O primeiro-ministro de Israel, Benjamin Netanyahu, disse nesta quarta-feira (8), após o ataque do Irã a bases americanas no Iraque, que seu país dará um "duro golpe" caso seja atacado e parabenizou os Estados Unidos por matar o comandante iraniano Qasem Soleimani.

"Qasem Soleimani foi responsável pela morte de inúmeros inocentes. Ele trouxe instabilidade a muitos países. Durante décadas, ele alimentou o medo, a miséria e a dor e planejou levar a uma situação ainda pior", disse Netanyahu, durante uma conferência em Jerusalém.
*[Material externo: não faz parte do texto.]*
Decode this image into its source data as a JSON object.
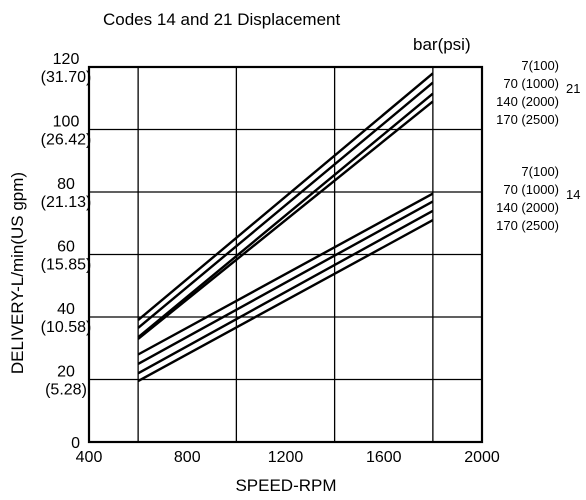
{
  "chart_data": {
    "type": "line",
    "title": "Codes 14 and 21 Displacement",
    "pressure_unit_label": "bar(psi)",
    "xlabel": "SPEED-RPM",
    "ylabel": "DELIVERY-L/min(US gpm)",
    "xlim": [
      400,
      2000
    ],
    "ylim": [
      0,
      120
    ],
    "grid": true,
    "x_ticks": [
      {
        "value": 400,
        "label": "400"
      },
      {
        "value": 800,
        "label": "800"
      },
      {
        "value": 1200,
        "label": "1200"
      },
      {
        "value": 1600,
        "label": "1600"
      },
      {
        "value": 2000,
        "label": "2000"
      }
    ],
    "y_ticks": [
      {
        "value": 0,
        "label": "0",
        "sublabel": ""
      },
      {
        "value": 20,
        "label": "20",
        "sublabel": "(5.28)"
      },
      {
        "value": 40,
        "label": "40",
        "sublabel": "(10.58)"
      },
      {
        "value": 60,
        "label": "60",
        "sublabel": "(15.85)"
      },
      {
        "value": 80,
        "label": "80",
        "sublabel": "(21.13)"
      },
      {
        "value": 100,
        "label": "100",
        "sublabel": "(26.42)"
      },
      {
        "value": 120,
        "label": "120",
        "sublabel": "(31.70)"
      }
    ],
    "x_gridlines": [
      600,
      1000,
      1400,
      1800
    ],
    "groups": [
      {
        "code": "21",
        "series": [
          {
            "name": "7(100)",
            "x": [
              600,
              1800
            ],
            "y": [
              39.0,
              118.0
            ]
          },
          {
            "name": "70 (1000)",
            "x": [
              600,
              1800
            ],
            "y": [
              36.5,
              115.0
            ]
          },
          {
            "name": "140 (2000)",
            "x": [
              600,
              1800
            ],
            "y": [
              33.5,
              111.5
            ]
          },
          {
            "name": "170 (2500)",
            "x": [
              600,
              1800
            ],
            "y": [
              33.0,
              109.0
            ]
          }
        ]
      },
      {
        "code": "14",
        "series": [
          {
            "name": "7(100)",
            "x": [
              600,
              1800
            ],
            "y": [
              28.0,
              79.5
            ]
          },
          {
            "name": "70 (1000)",
            "x": [
              600,
              1800
            ],
            "y": [
              25.0,
              77.0
            ]
          },
          {
            "name": "140 (2000)",
            "x": [
              600,
              1800
            ],
            "y": [
              22.0,
              74.0
            ]
          },
          {
            "name": "170 (2500)",
            "x": [
              600,
              1800
            ],
            "y": [
              19.5,
              71.0
            ]
          }
        ]
      }
    ]
  }
}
"Parabenizo o presidente (americano Donald) Trump por agir de forma rápida, decisiva e corajosa contra o 'arquiterrorista', que foi o arquiteto e a força motriz de uma campanha de massacres e terrorismo em todo o Oriente Médio, Irã e no mundo. É muito importante dizer que Israel está próximo aos EUA", acrescentou.

Netanyahu alertou que a "tensão regional" e "a luta entre extremistas e moderados continuam".

Por um lado, afirmou, é "o Islã radical liderado pelo Irã que tenta prender grandes partes da região através do terror assassino" e tenta "ameaçar, sufocar e destruir" Israel, pois "entendeu que este país é a força mais poderosa da cultura ocidental" na região e, por outro lado, "o setor pragmático, ameaçado pelos extremistas islâmicos, que entende o significado de lutar pela sobrevivência, pela vida e pelo futuro".

O premier israelense completou dizendo que "permanecerá firme diante de seus inimigos. Firme e forte. Quem tentar nos atacar sofrerá um duro golpe".